Pierre Reverdy (September 13, 1889 – June 17, 1960) was a French poet whose works were inspired by and subsequently proceeded to influence the provocative art movements of the day, Surrealism, Dadaism and Cubism. The loneliness and spiritual apprehension that ran through his poetry appealed to the Surrealist credo. He, though, remained independent of the prevailing “isms,” searching for something beyond their definitions.
The son of a winegrower, Reverdy was born in southern France, in the region of Narbonne, and grew up near the Montagne Noire. His father home schooled him, teaching him to read and write. He arrived in Paris in October 1910, devoting his early years there to his writing. It was in Paris, at the artistic enclave centered around the Bateau-Lavoir in Montmartre that he met Guillaume Apollinaire, Max Jacob, Louis Aragon, André Breton, Philippe Soupault and Tristan Tzara. In 1917, together with Max Jacob, Vicente Huidobro and Guillaume Apollinaire, Reverdy founded the influential journal Nord-Sud ("North-South") which contained many Dadaist and Surrealist contributions. It continued until 1918.

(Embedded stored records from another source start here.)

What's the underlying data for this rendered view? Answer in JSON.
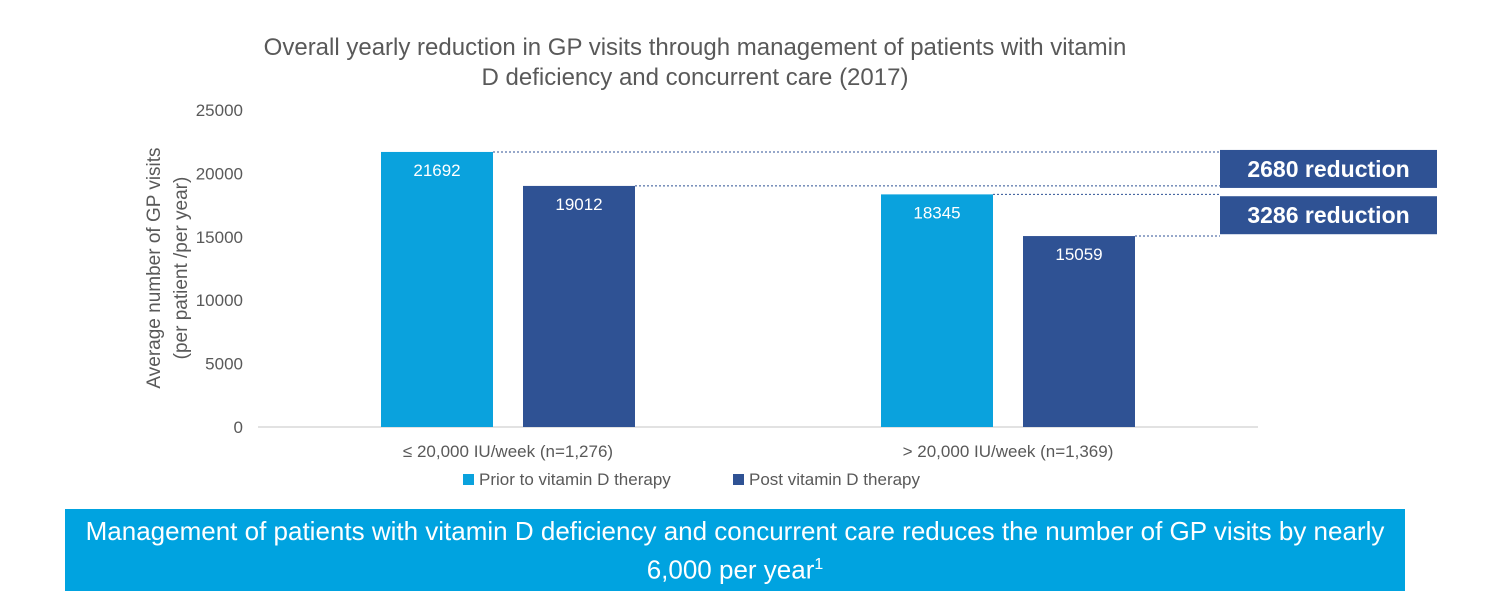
{
  "chart_data": {
    "type": "bar",
    "title": "Overall yearly reduction in GP visits through management of patients with vitamin D deficiency and concurrent care (2017)",
    "title_lines": [
      "Overall yearly reduction in GP visits through management of patients with vitamin",
      "D deficiency and concurrent care (2017)"
    ],
    "ylabel": "Average number of GP visits (per patient /per year)",
    "ylabel_lines": [
      "Average number of GP visits",
      "(per patient /per year)"
    ],
    "xlabel": "",
    "ylim": [
      0,
      25000
    ],
    "yticks": [
      0,
      5000,
      10000,
      15000,
      20000,
      25000
    ],
    "categories": [
      "≤ 20,000 IU/week (n=1,276)",
      "> 20,000 IU/week (n=1,369)"
    ],
    "series": [
      {
        "name": "Prior to vitamin D therapy",
        "values": [
          21692,
          18345
        ],
        "color": "#0aa2dd"
      },
      {
        "name": "Post vitamin D therapy",
        "values": [
          19012,
          15059
        ],
        "color": "#2f5294"
      }
    ],
    "data_labels": true,
    "grid": false,
    "legend": "bottom-center",
    "annotations": [
      {
        "text": "2680 reduction",
        "from": 21692,
        "to": 19012
      },
      {
        "text": "3286 reduction",
        "from": 18345,
        "to": 15059
      }
    ],
    "callout_color": "#2f5294"
  },
  "banner": {
    "text": "Management of patients with vitamin D deficiency and concurrent care reduces the number of GP visits by nearly 6,000 per year",
    "superscript": "1",
    "color": "#00a3e0"
  }
}
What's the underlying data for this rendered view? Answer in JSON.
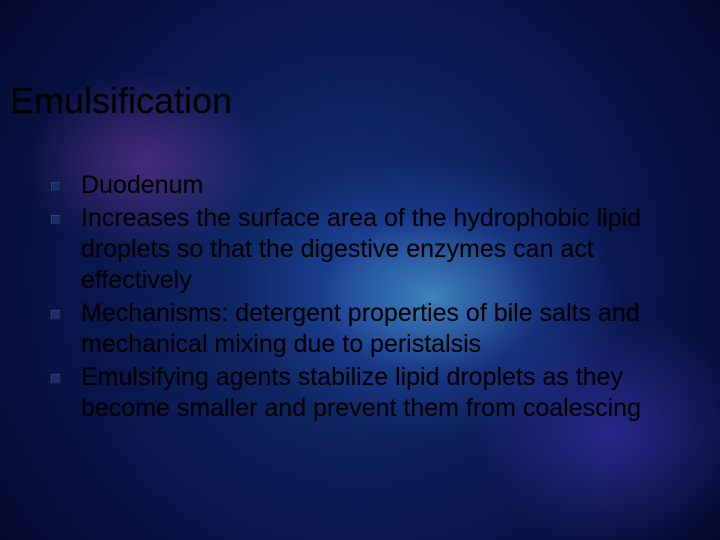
{
  "slide": {
    "title": "Emulsification",
    "title_fontsize": 36,
    "title_color": "#000000",
    "bullets": [
      {
        "text": "Duodenum"
      },
      {
        "text": "Increases the surface area of the hydrophobic lipid droplets so that the digestive enzymes can act effectively"
      },
      {
        "text": "Mechanisms: detergent properties of bile salts and mechanical mixing due to peristalsis"
      },
      {
        "text": "Emulsifying agents stabilize lipid droplets as they become smaller and prevent them from coalescing"
      }
    ],
    "bullet_marker_color": "#1a2a6a",
    "body_fontsize": 25,
    "body_color": "#000000",
    "background": {
      "type": "abstract-gradient",
      "colors": [
        "#050a30",
        "#0a1850",
        "#14357a",
        "#64c8ff",
        "#b450c8",
        "#463cc8"
      ]
    }
  }
}
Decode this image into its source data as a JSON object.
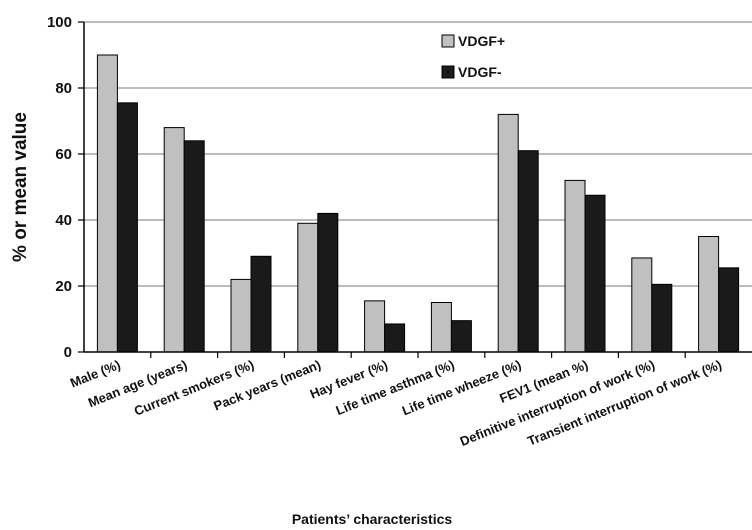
{
  "chart_data": {
    "type": "bar",
    "xlabel": "Patients’ characteristics",
    "ylabel": "% or mean value",
    "ylim": [
      0,
      100
    ],
    "yticks": [
      "0",
      "20",
      "40",
      "60",
      "80",
      "100"
    ],
    "grid": true,
    "legend_position": "top-right",
    "categories": [
      "Male (%)",
      "Mean age (years)",
      "Current smokers (%)",
      "Pack years (mean)",
      "Hay fever (%)",
      "Life time asthma (%)",
      "Life time wheeze (%)",
      "FEV1 (mean %)",
      "Definitive interruption of work (%)",
      "Transient interruption of work (%)"
    ],
    "series": [
      {
        "name": "VDGF+",
        "color": "#c0c0c0",
        "values": [
          90,
          68,
          22,
          39,
          15.5,
          15,
          72,
          52,
          28.5,
          35
        ]
      },
      {
        "name": "VDGF-",
        "color": "#1a1a1a",
        "values": [
          75.5,
          64,
          29,
          42,
          8.5,
          9.5,
          61,
          47.5,
          20.5,
          25.5
        ]
      }
    ]
  }
}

One of Reverdy’s most enduring and profound relationships was with the couturier, Coco Chanel. The intense period of their romantic liaison lasted from 1921-1926. Yet after the fire of this initial involvement cooled, they still maintained a deep bond, and great friendship, which would continue for some forty years. By nature, Reverdy was a somber man, whose strong spiritual inclinations led him over time to distance himself from the frenetic world of bohemian Paris. In 1926, in a ritualistic act signifying the renunciation of the material world, he burned many of his manuscripts in front of an assembly of friends. He converted to Catholicism and retreated with his wife, Henriette, to a small house located in proximity to a Benedictine abbey at Solesmes. Excluding intermittent periods when he visited Paris, Solesmes was his home for the next thirty years. During this time he wrote several collections including Sources du vent, Ferraille and Le Chant des morts. Besides Reverdy published two volumes containing critical matter (reflections on literature mingled with aphorisms) entitled En vrac and Le livre de mon bord.